Designing a study includes developing good research question(s), choosing an appropriate methodology, estimating sample size, selecting data collection tools, and creating an analysis plan.
Your study design is guided by the research question(s). For example, does your question start with “how?” or “why?” If so, your questions might be better addressed using qualitative methods. If you are asking “What?”, “When?, “Where?” or “How much?” you could consider quantitative methodologies.

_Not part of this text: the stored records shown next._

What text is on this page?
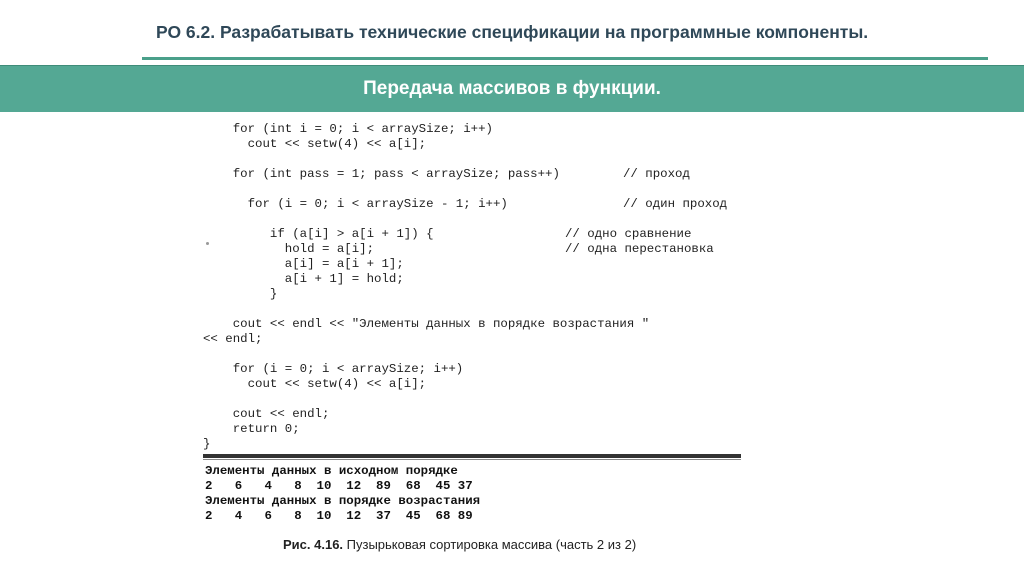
РО 6.2. Разрабатывать технические спецификации на программные компоненты.
Передача массивов в функции.
for (int i = 0; i < arraySize; i++)
cout << setw(4) << a[i];
for (int pass = 1; pass < arraySize; pass++)	// проход
for (i = 0; i < arraySize - 1; i++)	// один проход
if (a[i] > a[i + 1]) {	// одно сравнение
hold = a[i];	// одна перестановка
a[i] = a[i + 1];
a[i + 1] = hold;
}
cout << endl << "Элементы данных в порядке возрастания "
<< endl;
for (i = 0; i < arraySize; i++)
cout << setw(4) << a[i];
cout << endl;
return 0;
}
Элементы данных в исходном порядке
2   6   4   8  10  12  89  68  45 37
Элементы данных в порядке возрастания
2   4   6   8  10  12  37  45  68 89
Рис. 4.16. Пузырьковая сортировка массива (часть 2 из 2)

You might even combine both into a mixed methods approach.
Example Study Designs:
- Descriptive (case reports, case series, descriptive surveys)
- Observational/Analytic (cross-sectional, case-control, cohort, hybrid)

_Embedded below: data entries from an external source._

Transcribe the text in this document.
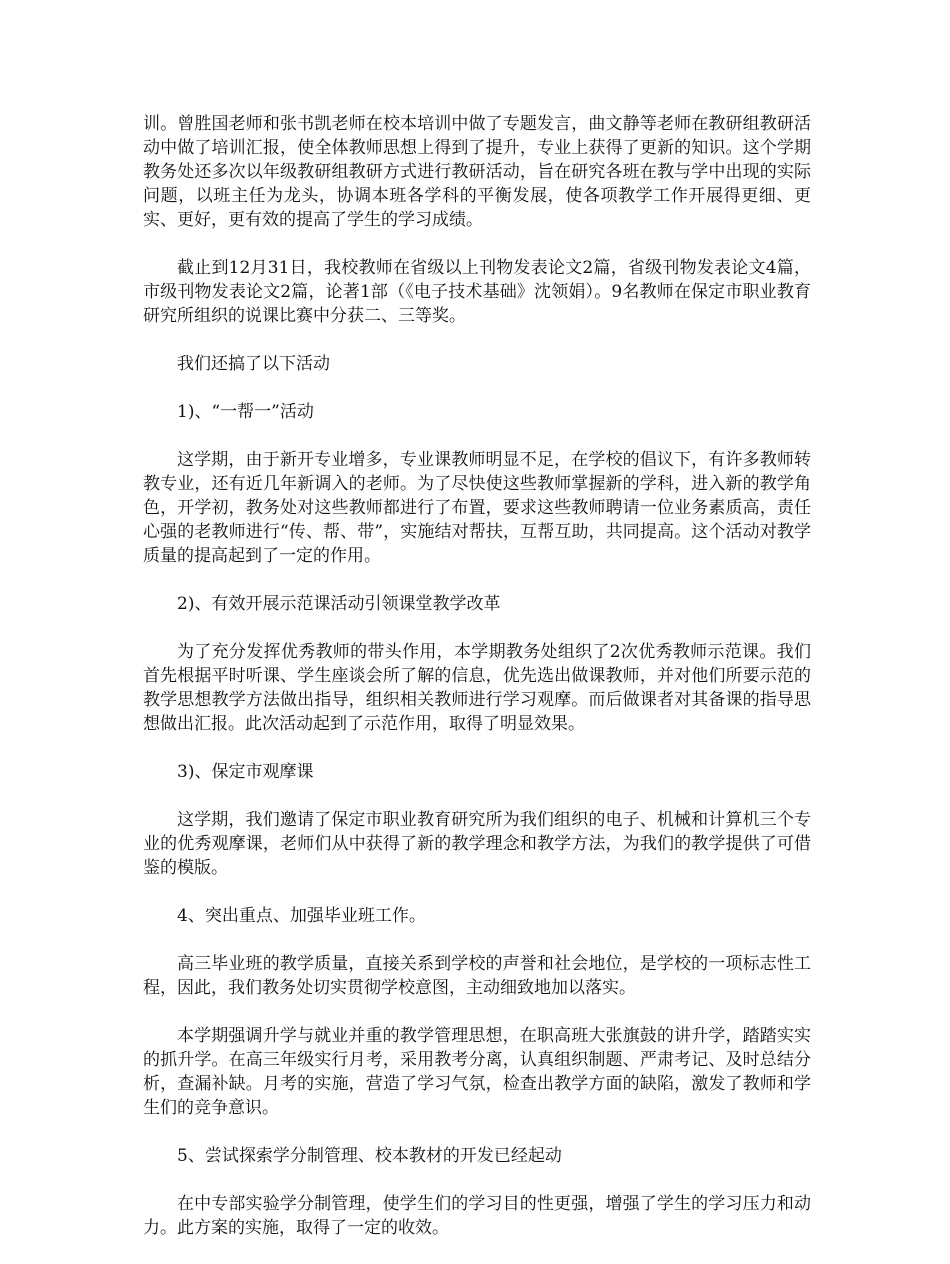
训。曾胜国老师和张书凯老师在校本培训中做了专题发言，曲文静等老师在教研组教研活动中做了培训汇报，使全体教师思想上得到了提升，专业上获得了更新的知识。这个学期教务处还多次以年级教研组教研方式进行教研活动，旨在研究各班在教与学中出现的实际问题，以班主任为龙头，协调本班各学科的平衡发展，使各项教学工作开展得更细、更实、更好，更有效的提高了学生的学习成绩。

截止到12月31日，我校教师在省级以上刊物发表论文2篇，省级刊物发表论文4篇，市级刊物发表论文2篇，论著1部（《电子技术基础》沈领娟）。9名教师在保定市职业教育研究所组织的说课比赛中分获二、三等奖。

我们还搞了以下活动

1)、“一帮一”活动

这学期，由于新开专业增多，专业课教师明显不足，在学校的倡议下，有许多教师转教专业，还有近几年新调入的老师。为了尽快使这些教师掌握新的学科，进入新的教学角色，开学初，教务处对这些教师都进行了布置，要求这些教师聘请一位业务素质高，责任心强的老教师进行“传、帮、带”，实施结对帮扶，互帮互助，共同提高。这个活动对教学质量的提高起到了一定的作用。

2)、有效开展示范课活动引领课堂教学改革

为了充分发挥优秀教师的带头作用，本学期教务处组织了2次优秀教师示范课。我们首先根据平时听课、学生座谈会所了解的信息，优先选出做课教师，并对他们所要示范的教学思想教学方法做出指导，组织相关教师进行学习观摩。而后做课者对其备课的指导思想做出汇报。此次活动起到了示范作用，取得了明显效果。

3)、保定市观摩课

这学期，我们邀请了保定市职业教育研究所为我们组织的电子、机械和计算机三个专业的优秀观摩课，老师们从中获得了新的教学理念和教学方法，为我们的教学提供了可借鉴的模版。

4、突出重点、加强毕业班工作。

高三毕业班的教学质量，直接关系到学校的声誉和社会地位，是学校的一项标志性工程，因此，我们教务处切实贯彻学校意图，主动细致地加以落实。

本学期强调升学与就业并重的教学管理思想，在职高班大张旗鼓的讲升学，踏踏实实的抓升学。在高三年级实行月考，采用教考分离，认真组织制题、严肃考记、及时总结分析，查漏补缺。月考的实施，营造了学习气氛，检查出教学方面的缺陷，激发了教师和学生们的竞争意识。

5、尝试探索学分制管理、校本教材的开发已经起动

在中专部实验学分制管理，使学生们的学习目的性更强，增强了学生的学习压力和动力。此方案的实施，取得了一定的收效。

- Experimental/Intervention (randomized controlled trials, quasi-experimental designs)
- Mixed Methods (quantitative and qualitative methodologies combined)
Sample size calculations are a key part of a research study. Sample size calculations should be run for each of your main/primary outcomes so you know that your study won’t be underpowered for any of the questions you plan to address.
The sample size calculation depends on your hypothesis test, the significance level (usually set as 5%), and the power and results from your pilot study. There are many formulas available for different research situations. Please submit an online service request for assistance with these calculations.
Another important part of study planning is selecting a sampling technique. How will you select your participants? Will it be a convenience sample? Random sample? Cluster sample? Snowball sample?
Your choice will depend on the research question(s) and study design. Note that different sampling methods have corresponding potential biases. For example, if your sample was a “convenience sample,” the results may not be generalizable or may be biased in other ways (e.g. selection bias).
The analysis plan is your road map for data management and analysis. Writing up an analysis plan is a great way to keep things on track.
Conducting a complete analysis of the data you have collected will enable you to:
- Answer your research question(s)
- Determine the impact of your work
- Have scientific validation of your work
Plans also help with timelines and standardizing analytic approaches (e.g. treatment of missing values, inclusion and exclusion criteria).
Data will have to be entered, coded and checked, new variables created, etc., even when doing secondary data analyses.
Create a data dictionary containing all of your variables, any derived variables and notes about how you coded them. This is useful not only if you will be sharing the dataset with other, but for yourself (e.g. if you need to come back to the data after some time away). Keep in mind that data cleaning is a process that will likely involve you revisiting the data several times over.